Posted in tech on July 3, 2008 by themaroon

I realized recently that I’ve been thinking incorrectly about Twitter all along. I was taking it at face value, and that was a mistake. I assumed that since the site was ostensibly a place where everyone answered the question “What are you doing?” it was basically a glorified Facebook status update.

But then I downloaded Twhirl, broke my rule about not following anyone I don’t know or allowing them to follow me, added a few more people to my buddy list who use it much more than I do, and I came to understand that it’s not about what you are doing at all. It’s the new chat room.

It has a few advantages over old school chat rooms. It’s slower and more deliberate. It’s well-integrated with mobile devices via SMS. But most importantly, you don’t have to see anyone’s chat if they’re not on your buddy list. You only see the chat you want to.

That last part is pretty big actually. Anyone who has ever been in a chat room knows that at some number of participants they become entirely useless. That number can be as low as a few people, or as high as maybe a few dozen, depending on the location and subject matter, but it’s generally pretty small. The Onion even has a running feature called “Ask A Chat Room” that makes fun of it.
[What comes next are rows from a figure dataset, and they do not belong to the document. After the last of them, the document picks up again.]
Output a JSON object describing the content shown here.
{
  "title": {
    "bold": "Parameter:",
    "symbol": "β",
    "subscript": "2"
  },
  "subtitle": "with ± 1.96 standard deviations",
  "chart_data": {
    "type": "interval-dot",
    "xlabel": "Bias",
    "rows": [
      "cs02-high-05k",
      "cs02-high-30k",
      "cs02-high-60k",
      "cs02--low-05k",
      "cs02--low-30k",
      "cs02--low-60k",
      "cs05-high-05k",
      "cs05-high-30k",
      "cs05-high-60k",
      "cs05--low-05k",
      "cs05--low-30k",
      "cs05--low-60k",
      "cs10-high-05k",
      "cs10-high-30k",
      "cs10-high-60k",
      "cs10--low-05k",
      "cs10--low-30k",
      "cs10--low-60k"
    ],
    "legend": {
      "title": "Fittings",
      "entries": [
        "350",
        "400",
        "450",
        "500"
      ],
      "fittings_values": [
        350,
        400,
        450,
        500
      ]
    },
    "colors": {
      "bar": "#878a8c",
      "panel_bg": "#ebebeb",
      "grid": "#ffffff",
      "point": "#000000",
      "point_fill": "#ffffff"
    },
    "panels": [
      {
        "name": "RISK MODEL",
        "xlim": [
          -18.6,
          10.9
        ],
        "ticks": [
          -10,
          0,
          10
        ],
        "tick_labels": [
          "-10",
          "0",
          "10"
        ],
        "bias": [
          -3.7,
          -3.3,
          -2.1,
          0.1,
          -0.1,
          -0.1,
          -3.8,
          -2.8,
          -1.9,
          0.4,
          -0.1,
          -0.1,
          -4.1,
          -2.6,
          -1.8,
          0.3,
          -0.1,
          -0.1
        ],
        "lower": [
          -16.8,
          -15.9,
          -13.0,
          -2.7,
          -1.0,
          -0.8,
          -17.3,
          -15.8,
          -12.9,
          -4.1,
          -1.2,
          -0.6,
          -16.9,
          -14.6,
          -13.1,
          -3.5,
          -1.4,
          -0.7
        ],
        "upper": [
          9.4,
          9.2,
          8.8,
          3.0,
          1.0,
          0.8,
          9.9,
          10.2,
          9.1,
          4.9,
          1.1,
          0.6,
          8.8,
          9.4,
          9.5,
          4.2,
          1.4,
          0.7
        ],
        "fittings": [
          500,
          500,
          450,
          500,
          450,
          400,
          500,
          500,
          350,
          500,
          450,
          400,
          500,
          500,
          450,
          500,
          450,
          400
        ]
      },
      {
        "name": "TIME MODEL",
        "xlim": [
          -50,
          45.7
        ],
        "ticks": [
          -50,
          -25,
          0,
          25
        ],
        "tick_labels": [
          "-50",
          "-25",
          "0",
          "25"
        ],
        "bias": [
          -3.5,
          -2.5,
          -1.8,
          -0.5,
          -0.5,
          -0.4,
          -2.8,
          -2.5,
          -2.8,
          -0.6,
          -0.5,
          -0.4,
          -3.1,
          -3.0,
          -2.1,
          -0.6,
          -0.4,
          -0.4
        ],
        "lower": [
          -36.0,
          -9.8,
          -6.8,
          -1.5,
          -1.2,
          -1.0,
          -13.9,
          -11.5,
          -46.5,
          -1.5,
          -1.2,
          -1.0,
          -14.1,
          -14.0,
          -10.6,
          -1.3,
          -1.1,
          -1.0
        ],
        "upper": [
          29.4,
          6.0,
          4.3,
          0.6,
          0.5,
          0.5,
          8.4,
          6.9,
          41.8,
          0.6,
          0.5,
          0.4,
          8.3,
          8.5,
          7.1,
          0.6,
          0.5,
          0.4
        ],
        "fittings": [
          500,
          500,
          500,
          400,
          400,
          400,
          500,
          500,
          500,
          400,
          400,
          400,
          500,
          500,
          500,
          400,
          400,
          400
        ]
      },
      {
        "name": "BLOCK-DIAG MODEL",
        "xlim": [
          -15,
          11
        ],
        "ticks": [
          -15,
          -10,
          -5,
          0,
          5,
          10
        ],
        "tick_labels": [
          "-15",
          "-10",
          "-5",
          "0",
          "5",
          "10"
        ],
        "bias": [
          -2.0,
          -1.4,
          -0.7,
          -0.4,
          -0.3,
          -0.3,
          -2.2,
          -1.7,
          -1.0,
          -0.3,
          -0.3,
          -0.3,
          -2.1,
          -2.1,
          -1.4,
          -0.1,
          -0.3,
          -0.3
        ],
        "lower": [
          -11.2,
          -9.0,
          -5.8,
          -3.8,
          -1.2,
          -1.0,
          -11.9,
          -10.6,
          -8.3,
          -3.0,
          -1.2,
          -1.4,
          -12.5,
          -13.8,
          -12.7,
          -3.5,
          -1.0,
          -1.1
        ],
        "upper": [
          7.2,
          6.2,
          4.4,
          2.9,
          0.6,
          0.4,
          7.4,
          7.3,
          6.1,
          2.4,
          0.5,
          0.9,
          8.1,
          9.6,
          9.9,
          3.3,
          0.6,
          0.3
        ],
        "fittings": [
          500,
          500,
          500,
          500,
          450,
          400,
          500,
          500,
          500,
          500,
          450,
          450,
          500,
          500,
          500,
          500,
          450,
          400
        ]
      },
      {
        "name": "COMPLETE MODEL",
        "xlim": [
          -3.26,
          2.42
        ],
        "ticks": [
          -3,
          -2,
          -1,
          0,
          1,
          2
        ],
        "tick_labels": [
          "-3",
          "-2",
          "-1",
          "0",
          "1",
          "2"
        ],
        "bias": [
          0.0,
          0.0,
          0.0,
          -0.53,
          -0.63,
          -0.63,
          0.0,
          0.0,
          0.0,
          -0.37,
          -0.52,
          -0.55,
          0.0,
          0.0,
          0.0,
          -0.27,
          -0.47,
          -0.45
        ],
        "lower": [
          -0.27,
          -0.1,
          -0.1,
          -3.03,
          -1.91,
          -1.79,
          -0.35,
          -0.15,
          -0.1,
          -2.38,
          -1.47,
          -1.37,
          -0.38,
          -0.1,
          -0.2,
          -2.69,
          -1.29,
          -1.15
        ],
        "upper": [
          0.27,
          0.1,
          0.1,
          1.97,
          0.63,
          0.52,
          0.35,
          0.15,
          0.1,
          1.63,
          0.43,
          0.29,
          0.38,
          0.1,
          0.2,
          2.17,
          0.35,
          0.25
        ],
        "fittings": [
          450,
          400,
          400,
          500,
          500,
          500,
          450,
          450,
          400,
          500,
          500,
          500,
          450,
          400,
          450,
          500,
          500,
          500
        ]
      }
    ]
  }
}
With Twitter, you control whose chat you see, so if your signal to noise ratio gets bad, you just remove some friends. If your chat room is out of control, it’s your fault and you can fix it. That’s a pretty significant difference.

There are a few problems though. For one, the 140 character limit is not a good thing. It seems like it is, because if there’s one thing almost anyone who writes anything (myself included) could use, it’s a little brevity. But the short limit makes it impossible to express a unique, coherent thought. That’s why despite following a lot more people, I rarely found anything of any serious value there. You can say “Facebook is never going to monetize. $15b is an absurd valuation.” But you can’t give any logic behind it. The best you can do is write it in a blog post, then link to it on Twitter, but what’s the point of that? Nobody wants links to blog posts being SMSed to me. If I cared, I’d already see it either in Google Reader or FriendFeed.

Of course, none of that matters when they shut down the reply feature, which is what elevates Twitter from status update to chat room in the first place, due to scalability problems. It’s unfathomable to me that they did that. It would be far better to just close signups than to change your site from one thing people enjoy into something else entirely. But I guess we’ve already established that the people running the show there are grossly incompetent, so this should come as no real surprise.

Even in status update mode, Twitter is still good for one other thing, breaking news. If you have SMS alerts on, only one person on your contact list has to know that George Carlin died and you will. So if any one of the 100 people you follow is watching CNN or surfing the news sites on the web, you’ll find out about it instantly.

But unless you’re a blogger that depends on “breaking” stories, this is of little value. It’s certainly of none to me. And once I realized what Twitter really is, I pretty much checked out.

I think there’s value there for certain types of people, don’t get me wrong. If you or your startup are trying to build a brand in the tech community, it’s pretty useful. Follow everyone who is anyone, and engage in conversations. People Twitter for much the same reason they blog: to converse with strangers, so they’re pretty open to it.

But beyond that, it’s just another time-sucking chat room. I’ve already got more demands on my time than supply, so I don’t see myself really getting too involved. That said, people sure do love new ways to sink their time, so maybe it will expand beyond the tech crowd. I’m still skeptical, but then given the grossly disproportionate amount of time they spend online they might not have to, assuming they can get their house in order. Which is probably not a safe assumption.